The local Democratic Party had already produced two governors—Carlos S. Camacho as the CNMI’s first elected chief executive in 1978 and Froilan Tenorio, who served from 1994 to 1998. Camacho’s lieutenant governor was Francisco C. Ada while Tenorio’s deputy was Jesus C. Borja.
The Democrats also produced the CNMI’s first female senator in Sen. Maria Frica T. Pangelinan, who topped the 2005 race for Saipan. She served one term in the 15th Commonwealth Legislature and chose not to run for re-election.
Quitugua told Saipan Tribune that he was happy with the outcome of their party’s convention. “I am elated. I’m extremely happy and proud that former central committee members were able to come together to this convention.”
“This means a lot, not only for our own members, but also for the community.”
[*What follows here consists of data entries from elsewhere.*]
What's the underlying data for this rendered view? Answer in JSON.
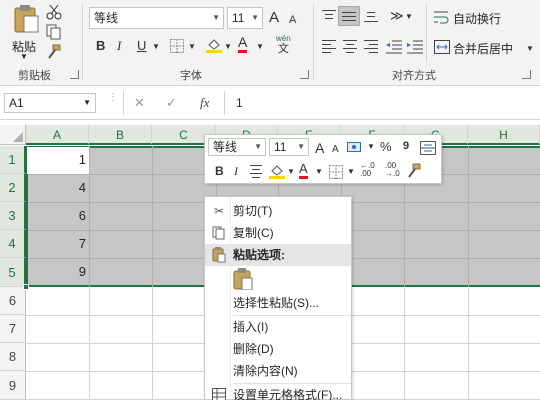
{
  "ribbon": {
    "clipboard": {
      "paste_label": "粘贴",
      "group_label": "剪贴板"
    },
    "font": {
      "font_name": "等线",
      "font_size": "11",
      "grow_icon": "A",
      "shrink_icon": "A",
      "bold": "B",
      "italic": "I",
      "underline": "U",
      "phonetic_top": "wén",
      "phonetic_bottom": "文",
      "group_label": "字体"
    },
    "alignment": {
      "wrap_text_label": "自动换行",
      "merge_center_label": "合并后居中",
      "group_label": "对齐方式"
    }
  },
  "formula_bar": {
    "name_box": "A1",
    "cancel": "✕",
    "enter": "✓",
    "fx": "fx",
    "value": "1"
  },
  "sheet": {
    "columns": [
      "A",
      "B",
      "C",
      "D",
      "E",
      "F",
      "G",
      "H"
    ],
    "rows": [
      "1",
      "2",
      "3",
      "4",
      "5",
      "6",
      "7",
      "8",
      "9"
    ],
    "values": [
      "1",
      "4",
      "6",
      "7",
      "9"
    ]
  },
  "mini_toolbar": {
    "font_name": "等线",
    "font_size": "11",
    "grow": "A",
    "shrink": "A",
    "percent": "%",
    "comma": "9",
    "bold": "B",
    "italic": "I",
    "inc_decimal_top": "←.0",
    "inc_decimal_bottom": ".00",
    "dec_decimal_top": ".00",
    "dec_decimal_bottom": "→.0"
  },
  "context_menu": {
    "items": [
      {
        "label": "剪切(T)",
        "icon": "scissors-icon"
      },
      {
        "label": "复制(C)",
        "icon": "copy-icon"
      },
      {
        "label": "粘贴选项:",
        "icon": "paste-icon"
      },
      {
        "label": "选择性粘贴(S)...",
        "icon": ""
      },
      {
        "label": "插入(I)",
        "icon": ""
      },
      {
        "label": "删除(D)",
        "icon": ""
      },
      {
        "label": "清除内容(N)",
        "icon": ""
      },
      {
        "label": "设置单元格格式(F)...",
        "icon": "format-cells-icon"
      }
    ]
  },
  "colors": {
    "accent_green": "#217346",
    "font_color_red": "#e81123",
    "highlight_yellow": "#ffd400",
    "selection_gray": "#c6c6c6"
  }
}
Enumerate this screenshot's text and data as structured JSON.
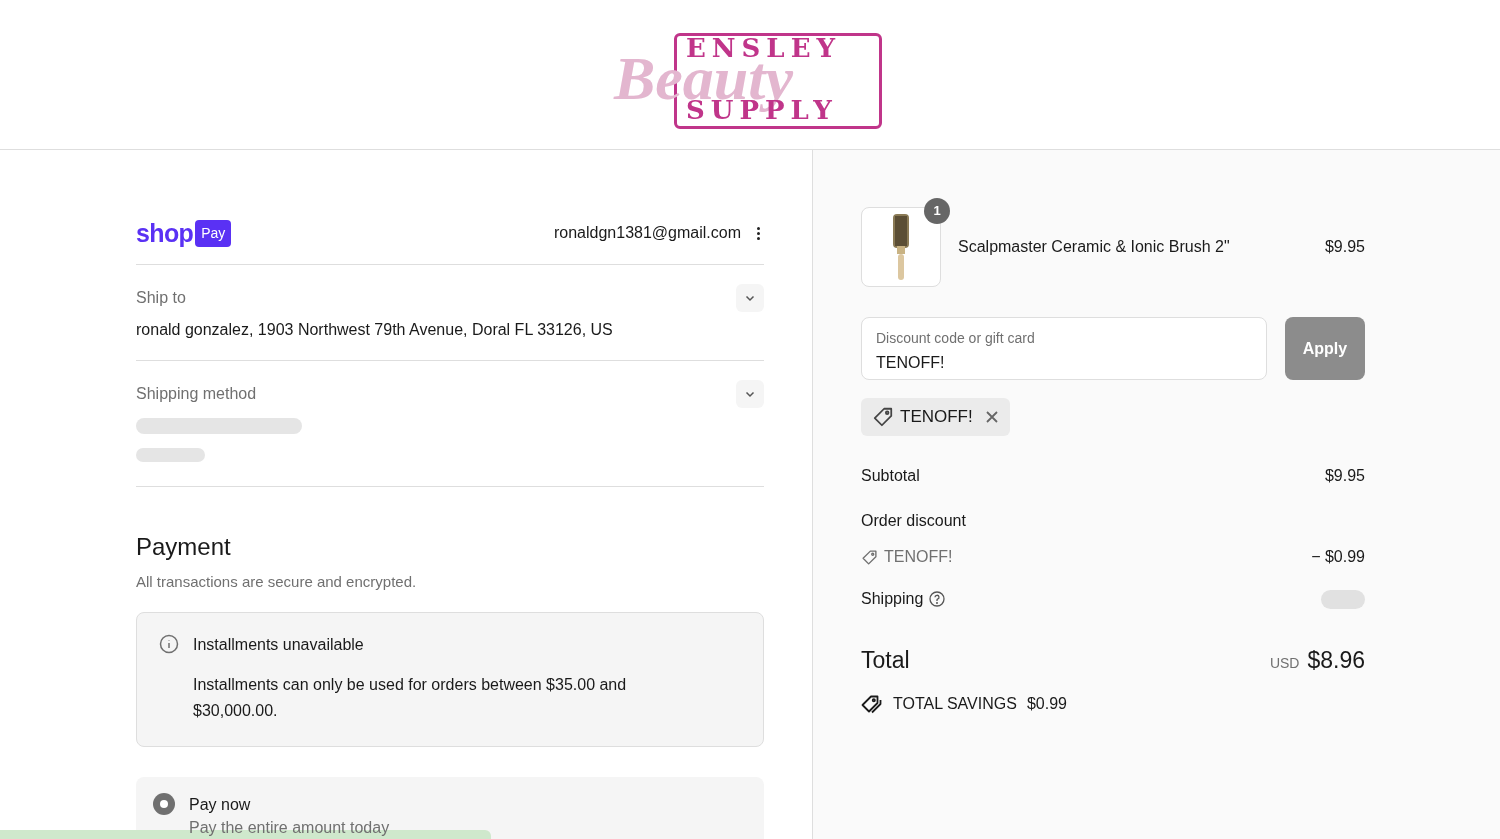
{
  "logo": {
    "top": "ENSLEY",
    "script": "Beauty",
    "bottom": "SUPPLY"
  },
  "express": {
    "brand": "shop",
    "badge": "Pay",
    "email": "ronaldgn1381@gmail.com"
  },
  "sections": [
    {
      "label": "Ship to",
      "value": "ronald gonzalez, 1903 Northwest 79th Avenue, Doral FL 33126, US"
    },
    {
      "label": "Shipping method",
      "loading": true
    }
  ],
  "payment": {
    "title": "Payment",
    "subtitle": "All transactions are secure and encrypted.",
    "notice": {
      "title": "Installments unavailable",
      "body": "Installments can only be used for orders between $35.00 and $30,000.00."
    },
    "options": [
      {
        "label": "Pay now",
        "description": "Pay the entire amount today",
        "selected": true
      }
    ]
  },
  "cart": {
    "items": [
      {
        "quantity": "1",
        "name": "Scalpmaster Ceramic & Ionic Brush 2\"",
        "price": "$9.95"
      }
    ],
    "discount": {
      "placeholder": "Discount code or gift card",
      "value": "TENOFF!",
      "button": "Apply",
      "disabled": true
    },
    "applied_codes": [
      "TENOFF!"
    ],
    "subtotal": {
      "label": "Subtotal",
      "value": "$9.95"
    },
    "order_discount": {
      "label": "Order discount",
      "code": "TENOFF!",
      "value": "− $0.99"
    },
    "shipping": {
      "label": "Shipping",
      "loading": true
    },
    "total": {
      "label": "Total",
      "currency": "USD",
      "value": "$8.96"
    },
    "savings": {
      "label": "TOTAL SAVINGS",
      "value": "$0.99"
    }
  }
}
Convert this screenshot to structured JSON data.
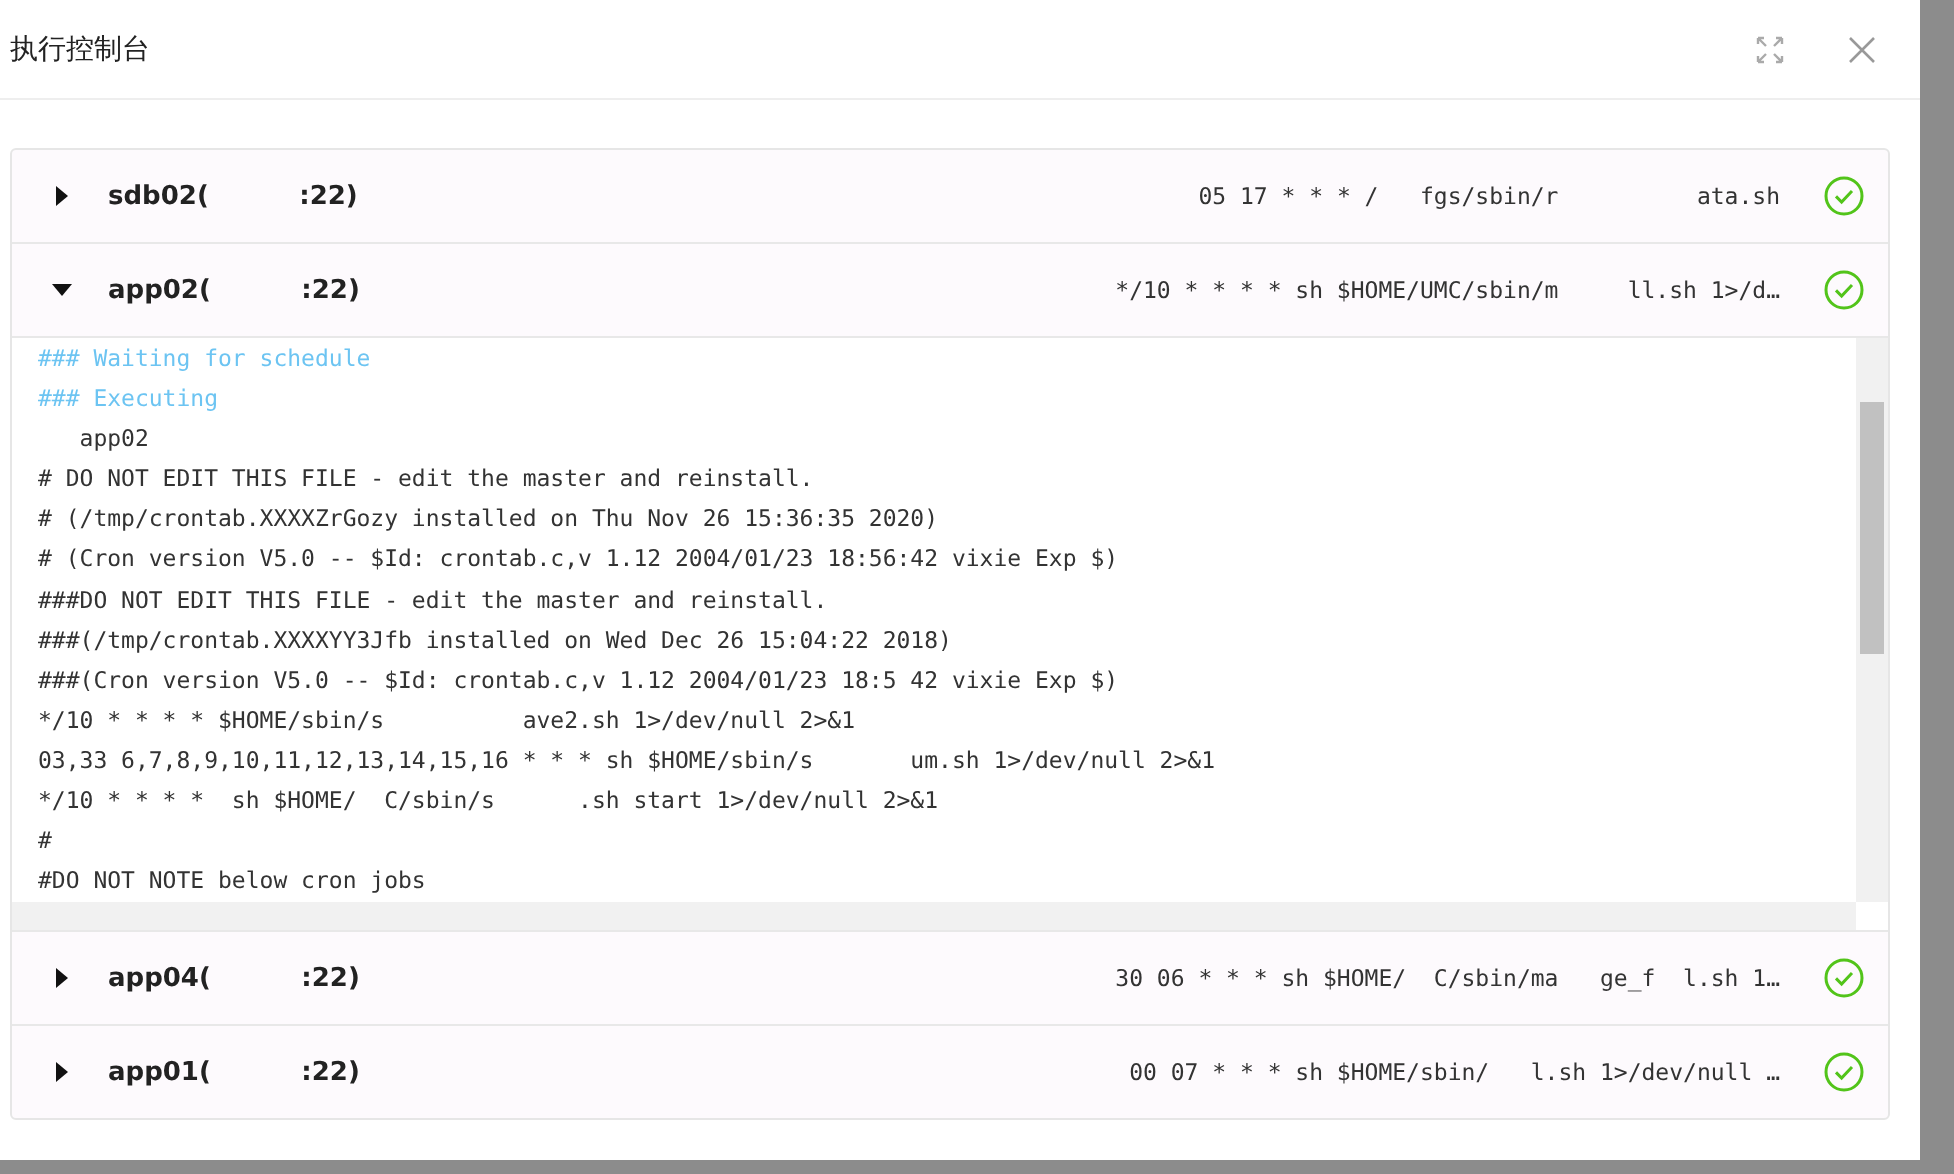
{
  "dialog": {
    "title": "执行控制台"
  },
  "hosts": [
    {
      "name": "sdb02(          :22)",
      "command": "05 17 * * * /   fgs/sbin/r          ata.sh",
      "color": "#52c41a",
      "expanded": false
    },
    {
      "name": "app02(          :22)",
      "command": "*/10 * * * * sh $HOME/UMC/sbin/m     ll.sh 1>/d…",
      "color": "#52c41a",
      "expanded": true,
      "log": [
        {
          "kind": "status",
          "text": "### Waiting for schedule"
        },
        {
          "kind": "status",
          "text": "### Executing"
        },
        {
          "kind": "output",
          "text": "   app02"
        },
        {
          "kind": "output",
          "text": "# DO NOT EDIT THIS FILE - edit the master and reinstall."
        },
        {
          "kind": "output",
          "text": "# (/tmp/crontab.XXXXZrGozy installed on Thu Nov 26 15:36:35 2020)"
        },
        {
          "kind": "output",
          "text": "# (Cron version V5.0 -- $Id: crontab.c,v 1.12 2004/01/23 18:56:42 vixie Exp $)"
        },
        {
          "kind": "output",
          "text": "###DO NOT EDIT THIS FILE - edit the master and reinstall."
        },
        {
          "kind": "output",
          "text": "###(/tmp/crontab.XXXXYY3Jfb installed on Wed Dec 26 15:04:22 2018)"
        },
        {
          "kind": "output",
          "text": "###(Cron version V5.0 -- $Id: crontab.c,v 1.12 2004/01/23 18:5 42 vixie Exp $)"
        },
        {
          "kind": "output",
          "text": "*/10 * * * * $HOME/sbin/s          ave2.sh 1>/dev/null 2>&1"
        },
        {
          "kind": "output",
          "text": "03,33 6,7,8,9,10,11,12,13,14,15,16 * * * sh $HOME/sbin/s       um.sh 1>/dev/null 2>&1"
        },
        {
          "kind": "output",
          "text": "*/10 * * * *  sh $HOME/  C/sbin/s      .sh start 1>/dev/null 2>&1"
        },
        {
          "kind": "output",
          "text": "#"
        },
        {
          "kind": "output",
          "text": "#DO NOT NOTE below cron jobs"
        }
      ]
    },
    {
      "name": "app04(          :22)",
      "command": "30 06 * * * sh $HOME/  C/sbin/ma   ge_f  l.sh 1…",
      "color": "#52c41a",
      "expanded": false
    },
    {
      "name": "app01(          :22)",
      "command": "00 07 * * * sh $HOME/sbin/   l.sh 1>/dev/null …",
      "color": "#52c41a",
      "expanded": false
    }
  ]
}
The Democrats had long been dormant in the Commonwealth’s political scene but had small successes, with some of their bets managing to win seats in the CNMI Legislature.
They fielded a gubernatorial ticket in 2014, with Quitugua as Edward M. Deleon Guerrero’s running mate. They finished fourth in the general election and afterwards endorsed the tandem of then governor Eloy S. Inos and Senate President Ralph DLG Torres for the runoff.
The Democratic Party also announced early this year that they are fielding former Senate president and Rota mayor Joseph S. Inos, Eloy’s brother, as its gubernatorial candidate but withdrew his candidacy after two weeks.
“Yes, we’re dormant before. You know, we have a lot of good history and we also have some disappointing [ones]. But all of those are in the past now and this is a new beginning,” said Quitugua.
‘People want change’
The convention was held on Aug. 4, the birthday of former President Barrack Obama, the 44th President of the United States, who ran in 2008 under the campaign slogan “Change.”
And Quitugua said that this is also what the people of the CNMI want.
“Based on what we’ve been hearing in the community, it’s very basic. They feel that the government doesn’t belong to them,” he said when asked what would be the critical issue in this year’s election.
“They feel that the government not only does not represent their interests, but also misrepresent it. Something is definitely wrong. I think, in that sense, they are calling for change.”
The Democratic Party is fielding two candidates for the House of Representatives: Glenn Manglona (Precinct 1) and Peter Muña (Precinct 5). They have joined forces with some independent candidates.
The party is backing eight independent candidates led by the gubernatorial ticket of former governor Juan N. Babauta and Dr. Rita A. Sablan, a former CNMI State Public School System commissioner.
The party is also endorsing the senatorial candidacies of former House speaker Heinz Hofschneider and former local Labor secretary Edith Deleon Guerrero.
The Democrats are also supporting the re-election bid of Rep. Edwin Propst, who is running as an independent for a third time, and fellow Precinct 1 candidates Samantha Birmingham-Babauta and Franklin Babauta.
The party is also endorsing former representative Tina Sablan, another independent candidate. She is running at Precinct 2 after serving in the 16th Legislature representing Precinct 1.
They are also backing CNMI Delegate Gregorio Kilili C. Sablan’s bid for a sixth term in Congress.
“When the situation presented itself…we put aside politics and decide to join hands,” Quitugua said. “The best interest of the Commonwealth must be the driving force behind any participation for public service, because the current administration failed to achieve that. That gives us the motivation in getting together and working together to provide the people of the Commonwealth with a government that represents them.”